August 10th, 2016
The team, from the University of Queensland, Wildlife Conservation Society (WCS) and the International Union for Conservation of Nature (IUCN), studied information on 8,688 species on the IUCN Red List. They found that 72 percent of species are imperiled by overexploitation (the harvesting of species from the wild at rates that cannot be compensated for by reproduction or regrowth), while 62 percent of species are imperiled by agricultural activity (the production of food, fodder, fiber and fuel crops; livestock farming; aquaculture; and the cultivation of trees). In comparison, 19 percent are considered threatened by climate change.
There are 5,407 species threatened by agriculture alone, including cheetah, African wild dog and Asia’s hairy-nosed otter. Illegal hunting is decimating populations of all rhinoceros and elephant species, western gorilla and Chinese pangolin. Other threats are affecting substantially fewer species, for example hooded seals being threatened by climate change. Perhaps surprisingly, climate change was ranked 7th among the 11 threats studied.
“Addressing these old foes of overharvesting and agricultural activities are key to turning around the biodiversity extinction crisis” said lead author Sean Maxwell of the University of Queensland. “This must be at the forefront of the conservation agenda.”

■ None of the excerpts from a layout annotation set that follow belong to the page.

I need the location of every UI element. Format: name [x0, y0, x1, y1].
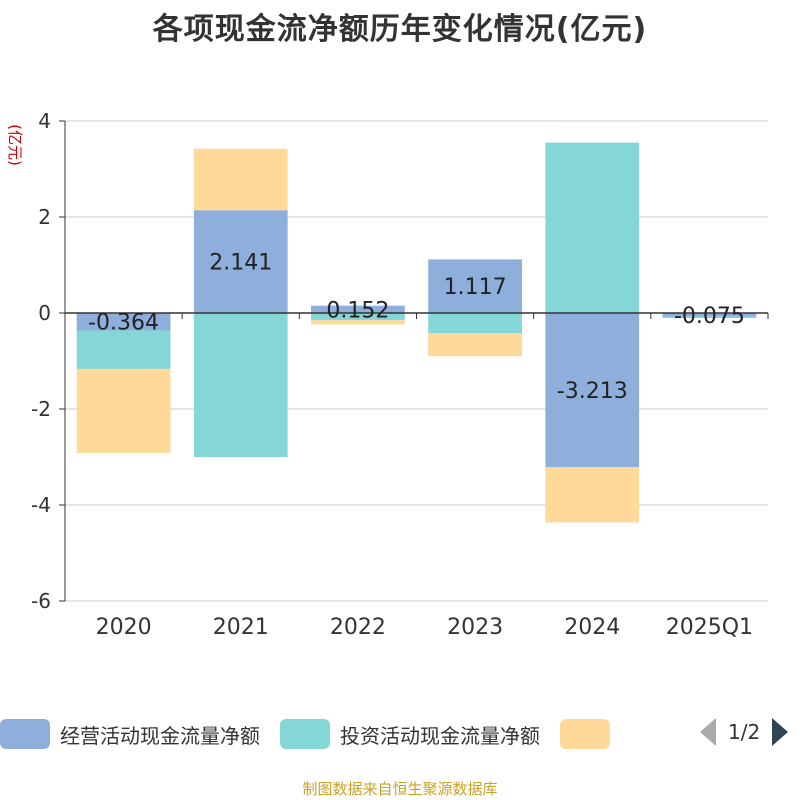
data-label: -3.213: [557, 379, 628, 404]
legend-item-operating[interactable]: 经营活动现金流量净额: [0, 719, 260, 749]
bar-segment-2020-s0[interactable]: [76, 313, 171, 331]
pager-next-icon[interactable]: [772, 718, 789, 746]
bar-segment-2023-s1[interactable]: [428, 313, 522, 334]
bar-segment-2020-s1[interactable]: [76, 330, 171, 369]
pager-text: 1/2: [728, 720, 761, 744]
chart-title: 各项现金流净额历年变化情况(亿元): [152, 12, 648, 47]
bars-layer: [76, 142, 757, 523]
legend-swatch-investing: [280, 719, 330, 749]
bar-segment-2023-s2[interactable]: [428, 333, 522, 357]
y-axis-unit-label: (亿元): [6, 124, 24, 166]
data-label: -0.364: [88, 311, 159, 336]
x-tick-label: 2024: [564, 615, 620, 640]
source-note: 制图数据来自恒生聚源数据库: [302, 780, 498, 798]
bar-segment-2025Q1-s1[interactable]: [662, 316, 757, 319]
y-tick-label: 0: [38, 301, 51, 325]
axis-layer: -6 -4 -2 0 2 4 2020 2021 2022 2023 2024 2025Q1 (亿元): [6, 109, 769, 640]
data-label: -0.075: [674, 304, 745, 329]
legend-label-investing: 投资活动现金流量净额: [340, 723, 540, 748]
y-tick-label: 2: [38, 205, 51, 229]
bar-segment-2023-s0[interactable]: [428, 259, 522, 313]
bar-segment-2020-s2[interactable]: [76, 368, 171, 453]
x-tick-label: 2022: [330, 615, 386, 640]
x-tick-label: 2021: [213, 615, 269, 640]
y-tick-label: -2: [31, 397, 51, 421]
bar-segment-2025Q1-s0[interactable]: [662, 313, 757, 317]
bar-segment-2022-s0[interactable]: [311, 305, 405, 313]
bar-segment-2024-s2[interactable]: [545, 467, 640, 523]
labels-layer: -0.364 2.141 0.152 1.117 -3.213 -0.075: [88, 251, 745, 404]
legend-swatch-operating: [0, 719, 50, 749]
bar-segment-2022-s1[interactable]: [311, 313, 405, 321]
bar-segment-2024-s1[interactable]: [545, 142, 640, 313]
legend-label-operating: 经营活动现金流量净额: [60, 723, 260, 748]
legend: 经营活动现金流量净额 投资活动现金流量净额: [0, 716, 610, 752]
legend-item-financing[interactable]: [560, 719, 610, 749]
bar-segment-2022-s2[interactable]: [311, 320, 405, 325]
bar-segment-2021-s0[interactable]: [193, 210, 288, 313]
x-tick-label: 2023: [447, 615, 503, 640]
bar-segment-2024-s0[interactable]: [545, 313, 640, 468]
data-label: 0.152: [326, 298, 389, 323]
legend-pager: 1/2: [700, 718, 789, 746]
x-tick-label: 2025Q1: [666, 615, 753, 640]
y-tick-label: 4: [38, 109, 51, 133]
grid-layer: [65, 120, 768, 602]
legend-swatch-financing: [560, 719, 610, 749]
pager-prev-icon[interactable]: [700, 718, 716, 746]
x-tick-label: 2020: [96, 615, 152, 640]
legend-item-investing[interactable]: 投资活动现金流量净额: [280, 719, 540, 749]
data-label: 1.117: [444, 275, 507, 300]
y-tick-label: -6: [31, 589, 51, 613]
bar-segment-2021-s2[interactable]: [193, 148, 288, 211]
y-tick-label: -4: [31, 493, 51, 517]
data-label: 2.141: [209, 251, 272, 276]
bar-segment-2021-s1[interactable]: [193, 313, 288, 457]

From September 1-10, representatives from government, industry, and non-environmental organizations (NGOs) will define future directions for conservation at the World Conservation Congress of the International Union for Conservation of Nature (IUCN). The report authors urge congress delegates – and society in general – to focus on proposing and funding actions that deal with the biggest current threats to biodiversity.